Mas eventualmente a direita acaba se apavorando com suas próprias palavras. Quando a enchente do Rio Guadalupe a confronta com alguns dados brutais, como responder a quem afirma que a tragédia se deve a demissões e cortes no sistema de previsão do tempo? Bem como – evidentemente – à gravíssima negligência em relação ao colapso hidrogeológico? A direita, especialmente a italiana, apressa-se a se proteger, passa por cima das causas dos eventos extremos e se esconde por trás do senso comum dos insensatos: no verão sempre foi quente, no inverno sempre foi frio. Assim, tal direita afirma um negacionismo aparentemente mais respeitável: a mudança climática existe, mas o ser humano não é responsável.
Isso leva a uma estranha inversão: o ser humano não seria culpado, filho dócil da natureza e parte integrante dela, amigável e não hostil a ela. A antiga crença reacionária, que agora se tornou uma concepção ideológica propriamente dita, de que a humanidade estaria condenada a um irreparável destino trágico, é apagada. Ao ser humano é atribuída uma inocência absoluta em nome de um otimismo imaginário. Isso resulta em alguns efeitos: o homem não tem um papel dominante e, portanto, também destrutivo, no governo do planeta. É, dessa forma, inocente e, portanto, sem culpa. Consequentemente, a dimensão trágica da existência humana, considerada pedra angular dos pensadores mais sólidos da cultura de direita, seria abandonada.

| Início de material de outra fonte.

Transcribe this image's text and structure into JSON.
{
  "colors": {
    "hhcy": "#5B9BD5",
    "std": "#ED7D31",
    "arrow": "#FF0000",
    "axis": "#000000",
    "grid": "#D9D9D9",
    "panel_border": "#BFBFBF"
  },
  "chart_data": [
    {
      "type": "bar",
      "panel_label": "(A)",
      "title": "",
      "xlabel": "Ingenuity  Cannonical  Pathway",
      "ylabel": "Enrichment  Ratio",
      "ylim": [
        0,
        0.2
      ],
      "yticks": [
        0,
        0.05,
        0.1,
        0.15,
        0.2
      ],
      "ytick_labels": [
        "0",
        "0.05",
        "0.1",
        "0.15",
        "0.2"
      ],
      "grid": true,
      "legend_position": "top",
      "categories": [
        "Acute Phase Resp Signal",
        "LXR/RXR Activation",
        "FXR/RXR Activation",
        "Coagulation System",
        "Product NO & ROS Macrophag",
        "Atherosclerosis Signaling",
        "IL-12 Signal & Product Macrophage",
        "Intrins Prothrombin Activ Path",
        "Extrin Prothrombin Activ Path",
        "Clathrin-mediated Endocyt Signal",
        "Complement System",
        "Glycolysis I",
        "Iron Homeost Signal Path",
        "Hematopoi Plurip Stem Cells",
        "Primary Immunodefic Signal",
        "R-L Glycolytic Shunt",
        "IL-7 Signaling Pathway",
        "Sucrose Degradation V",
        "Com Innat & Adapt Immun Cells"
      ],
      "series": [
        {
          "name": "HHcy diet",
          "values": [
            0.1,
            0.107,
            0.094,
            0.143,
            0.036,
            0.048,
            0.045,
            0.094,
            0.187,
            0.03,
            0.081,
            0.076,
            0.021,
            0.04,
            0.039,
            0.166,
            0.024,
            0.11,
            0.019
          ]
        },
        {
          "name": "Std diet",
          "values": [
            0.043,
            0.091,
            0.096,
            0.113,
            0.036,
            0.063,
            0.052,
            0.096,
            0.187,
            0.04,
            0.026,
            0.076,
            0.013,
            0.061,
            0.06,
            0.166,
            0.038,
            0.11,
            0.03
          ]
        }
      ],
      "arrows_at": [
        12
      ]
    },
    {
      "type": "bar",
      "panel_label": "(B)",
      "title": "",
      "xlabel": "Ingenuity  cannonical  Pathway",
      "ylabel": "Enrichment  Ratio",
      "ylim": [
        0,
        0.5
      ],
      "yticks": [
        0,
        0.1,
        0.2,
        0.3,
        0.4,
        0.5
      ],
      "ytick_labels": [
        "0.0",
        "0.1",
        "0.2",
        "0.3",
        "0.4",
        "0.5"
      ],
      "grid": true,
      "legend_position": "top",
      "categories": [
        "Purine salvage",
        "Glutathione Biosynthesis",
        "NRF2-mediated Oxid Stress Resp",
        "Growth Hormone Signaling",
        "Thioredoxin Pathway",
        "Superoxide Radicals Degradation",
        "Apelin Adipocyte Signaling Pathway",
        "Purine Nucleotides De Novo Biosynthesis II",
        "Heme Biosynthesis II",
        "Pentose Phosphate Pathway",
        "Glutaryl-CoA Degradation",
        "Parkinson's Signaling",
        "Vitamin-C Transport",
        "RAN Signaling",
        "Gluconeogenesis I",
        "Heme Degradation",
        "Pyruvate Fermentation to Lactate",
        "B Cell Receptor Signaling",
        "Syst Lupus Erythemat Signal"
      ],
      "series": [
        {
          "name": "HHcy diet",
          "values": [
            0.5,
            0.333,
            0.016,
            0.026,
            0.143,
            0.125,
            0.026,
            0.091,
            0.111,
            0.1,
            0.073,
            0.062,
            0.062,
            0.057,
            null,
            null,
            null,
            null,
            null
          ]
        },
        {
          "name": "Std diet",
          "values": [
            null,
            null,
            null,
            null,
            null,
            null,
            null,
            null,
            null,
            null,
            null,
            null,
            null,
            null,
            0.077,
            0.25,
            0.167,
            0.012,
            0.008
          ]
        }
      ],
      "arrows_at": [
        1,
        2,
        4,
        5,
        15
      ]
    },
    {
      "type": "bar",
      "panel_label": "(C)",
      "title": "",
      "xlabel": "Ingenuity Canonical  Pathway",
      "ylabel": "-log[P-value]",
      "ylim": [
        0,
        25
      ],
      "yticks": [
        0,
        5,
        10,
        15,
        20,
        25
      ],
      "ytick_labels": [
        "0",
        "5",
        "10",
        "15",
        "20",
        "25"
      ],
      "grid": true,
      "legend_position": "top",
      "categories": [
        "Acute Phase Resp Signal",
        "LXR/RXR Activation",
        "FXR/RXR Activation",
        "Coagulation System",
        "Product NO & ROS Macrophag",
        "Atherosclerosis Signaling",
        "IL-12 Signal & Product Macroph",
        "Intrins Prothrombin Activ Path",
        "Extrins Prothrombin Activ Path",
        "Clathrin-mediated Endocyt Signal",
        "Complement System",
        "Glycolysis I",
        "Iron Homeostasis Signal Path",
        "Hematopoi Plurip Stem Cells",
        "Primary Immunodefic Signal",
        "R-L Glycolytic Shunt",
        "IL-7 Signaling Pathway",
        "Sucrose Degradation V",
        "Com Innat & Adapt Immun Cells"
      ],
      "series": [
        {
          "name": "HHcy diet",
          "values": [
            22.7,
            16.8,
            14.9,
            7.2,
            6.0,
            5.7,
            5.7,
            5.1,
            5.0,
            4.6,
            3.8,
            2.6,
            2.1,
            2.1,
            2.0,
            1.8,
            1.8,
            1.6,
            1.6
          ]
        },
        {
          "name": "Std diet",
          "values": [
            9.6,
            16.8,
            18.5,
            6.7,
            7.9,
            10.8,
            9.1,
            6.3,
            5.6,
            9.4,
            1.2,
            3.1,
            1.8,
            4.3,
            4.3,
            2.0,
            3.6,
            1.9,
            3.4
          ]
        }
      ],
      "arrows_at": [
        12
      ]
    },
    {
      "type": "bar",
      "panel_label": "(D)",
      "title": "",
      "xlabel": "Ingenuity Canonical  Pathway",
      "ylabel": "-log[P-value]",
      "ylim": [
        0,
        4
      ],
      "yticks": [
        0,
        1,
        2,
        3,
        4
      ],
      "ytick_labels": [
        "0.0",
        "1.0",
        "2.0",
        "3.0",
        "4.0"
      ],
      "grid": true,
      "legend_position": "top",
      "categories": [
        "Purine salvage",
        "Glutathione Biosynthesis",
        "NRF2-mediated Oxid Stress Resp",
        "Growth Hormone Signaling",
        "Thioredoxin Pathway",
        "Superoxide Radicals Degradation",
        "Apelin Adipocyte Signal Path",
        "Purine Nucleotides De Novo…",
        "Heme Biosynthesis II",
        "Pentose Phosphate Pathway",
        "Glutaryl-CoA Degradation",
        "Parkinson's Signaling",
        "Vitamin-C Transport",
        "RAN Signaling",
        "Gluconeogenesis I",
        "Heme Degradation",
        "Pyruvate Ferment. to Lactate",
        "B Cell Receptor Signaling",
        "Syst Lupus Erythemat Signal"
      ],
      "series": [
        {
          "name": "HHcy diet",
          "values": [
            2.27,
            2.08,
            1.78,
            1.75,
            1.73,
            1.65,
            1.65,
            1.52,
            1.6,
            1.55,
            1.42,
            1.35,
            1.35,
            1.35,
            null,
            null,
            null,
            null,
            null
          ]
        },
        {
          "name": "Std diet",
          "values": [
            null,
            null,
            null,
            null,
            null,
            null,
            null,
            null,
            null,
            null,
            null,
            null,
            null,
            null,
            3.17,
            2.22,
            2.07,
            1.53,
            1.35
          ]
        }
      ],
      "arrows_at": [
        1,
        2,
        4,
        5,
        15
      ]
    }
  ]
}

Na realidade, tudo isso é coerente com a profunda inspiração antiecológica da direita. Esta é, em sua essência, inteiramente focada no aqui e agora, no presente e no imediato; é soberanista e imediatista, totalmente alheia às categorias do distante e do futuro, e irresistivelmente tendente a ignorar as causas do que acontece hoje e as responsabilidades pelo que acontecerá amanhã.
Uma ecologia, mas também uma esquerda que a quisesse assumir como sua característica qualificante, devem ser ou deveriam ser exatamente o oposto. Tornando-se, dessa forma, leopardianas.